As with any car, start at the very beginning. Check compression. Adjust the valves . Replace the fuel filter . Dump that 2 year old petrol and put 10 liters of newly bought petrol in the tank. Check the fuel pump fuse. Turn on the ignition , remove that blue wire from the air flap body and push the air flap down. The pump should then run and you should feel pressure as you push the flap down. No pressure + no pump. replace it. A holden VK(injected six) commodore is the same pump but cheaper at repco. replace the blue wire. Check the coil for voltage.
Put a spark plug in the coil lead at the distributor end , put the plug against the head and get someone to crank the engine. Got sparK ? OK. No spark? the grey ignition box has failed ($$$) .
Got spark? check timing by placing the damper on the front of the crank to "0" . that is either number 1 TDC or 180 degrees out. You can check by looking at the cam lobes of number one, they will be facing upwards.
Now put plug lead one onto the cap terminal where the rotor is pointing. in a clockwise direction, replace each lead in the firing order, 1,5,3,6,2,4 . But before replacing the cap back on the distributor, check between the rotor center and the outer edge of the arm with a multi meter, it should be 1.5 ohms resistance. An infinite reading indicates the rotor is shagged.
While you have the multimeter, undo the two coil leads and test the coil, there should 5k ohms roughly .Again,an infinite reading means a dud part. reconnect everything, check the green lead from the dist. to the grey ignition box . it MUST be in perfect condition as this acts as a resistor for the ignition.

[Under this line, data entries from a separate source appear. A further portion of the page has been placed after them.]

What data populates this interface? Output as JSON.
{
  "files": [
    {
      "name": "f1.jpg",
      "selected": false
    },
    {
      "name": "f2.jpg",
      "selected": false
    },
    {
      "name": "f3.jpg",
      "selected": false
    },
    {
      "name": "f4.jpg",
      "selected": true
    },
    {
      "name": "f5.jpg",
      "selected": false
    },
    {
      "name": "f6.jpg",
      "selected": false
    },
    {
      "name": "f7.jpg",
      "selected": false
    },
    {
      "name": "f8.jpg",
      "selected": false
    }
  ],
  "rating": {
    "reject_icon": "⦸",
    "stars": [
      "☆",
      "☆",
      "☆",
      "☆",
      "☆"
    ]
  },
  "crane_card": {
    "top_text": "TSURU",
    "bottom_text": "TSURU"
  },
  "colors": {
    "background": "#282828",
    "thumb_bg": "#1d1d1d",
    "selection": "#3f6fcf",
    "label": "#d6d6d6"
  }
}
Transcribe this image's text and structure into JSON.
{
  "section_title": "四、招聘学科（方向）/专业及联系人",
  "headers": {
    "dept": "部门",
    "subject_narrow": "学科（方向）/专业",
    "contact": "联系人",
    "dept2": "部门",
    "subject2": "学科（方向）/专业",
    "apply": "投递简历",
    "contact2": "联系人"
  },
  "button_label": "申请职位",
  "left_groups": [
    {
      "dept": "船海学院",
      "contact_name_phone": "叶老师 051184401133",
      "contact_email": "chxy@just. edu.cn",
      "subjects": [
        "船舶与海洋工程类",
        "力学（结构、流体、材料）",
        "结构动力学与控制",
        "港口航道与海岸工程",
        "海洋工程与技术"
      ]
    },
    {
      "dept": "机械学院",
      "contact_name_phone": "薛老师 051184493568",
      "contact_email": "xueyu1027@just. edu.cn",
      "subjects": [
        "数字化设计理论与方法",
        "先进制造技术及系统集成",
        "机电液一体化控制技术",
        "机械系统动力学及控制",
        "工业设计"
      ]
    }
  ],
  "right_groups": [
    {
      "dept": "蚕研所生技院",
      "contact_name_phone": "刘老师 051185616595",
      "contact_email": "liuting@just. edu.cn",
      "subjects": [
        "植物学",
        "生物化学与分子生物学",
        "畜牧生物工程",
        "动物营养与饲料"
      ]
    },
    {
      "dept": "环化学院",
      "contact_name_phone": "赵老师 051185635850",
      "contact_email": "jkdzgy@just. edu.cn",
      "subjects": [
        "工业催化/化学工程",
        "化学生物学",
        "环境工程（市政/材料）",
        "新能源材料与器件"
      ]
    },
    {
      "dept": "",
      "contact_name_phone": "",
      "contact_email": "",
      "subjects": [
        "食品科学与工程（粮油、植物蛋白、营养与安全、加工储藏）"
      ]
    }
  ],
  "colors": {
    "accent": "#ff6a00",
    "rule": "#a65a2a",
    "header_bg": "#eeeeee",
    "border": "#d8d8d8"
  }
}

So by now, you must have compression, the cam cover is back on. You have a proper supply of clean fuel , and you have spark to the correct order. With 13 volts in the battery it should start.

This is just the basic stuff. You may find rotten fuel lines, a dead fuel pump relay, a dead pump or a blocked tank filter or even a rusty tank . You might find a dead cylinder or the compression is simply too low to fire the petrol . Lots of things can stop an engine and these are no different to any other in that repsect.
BTW, the trans modulator is bolted to the right rear side of the gear box, looks like a oil guage sender with a rubber hose connecting it . Remove that push on hose and if trans fluid is obvious in the hose or modulator it's buggered.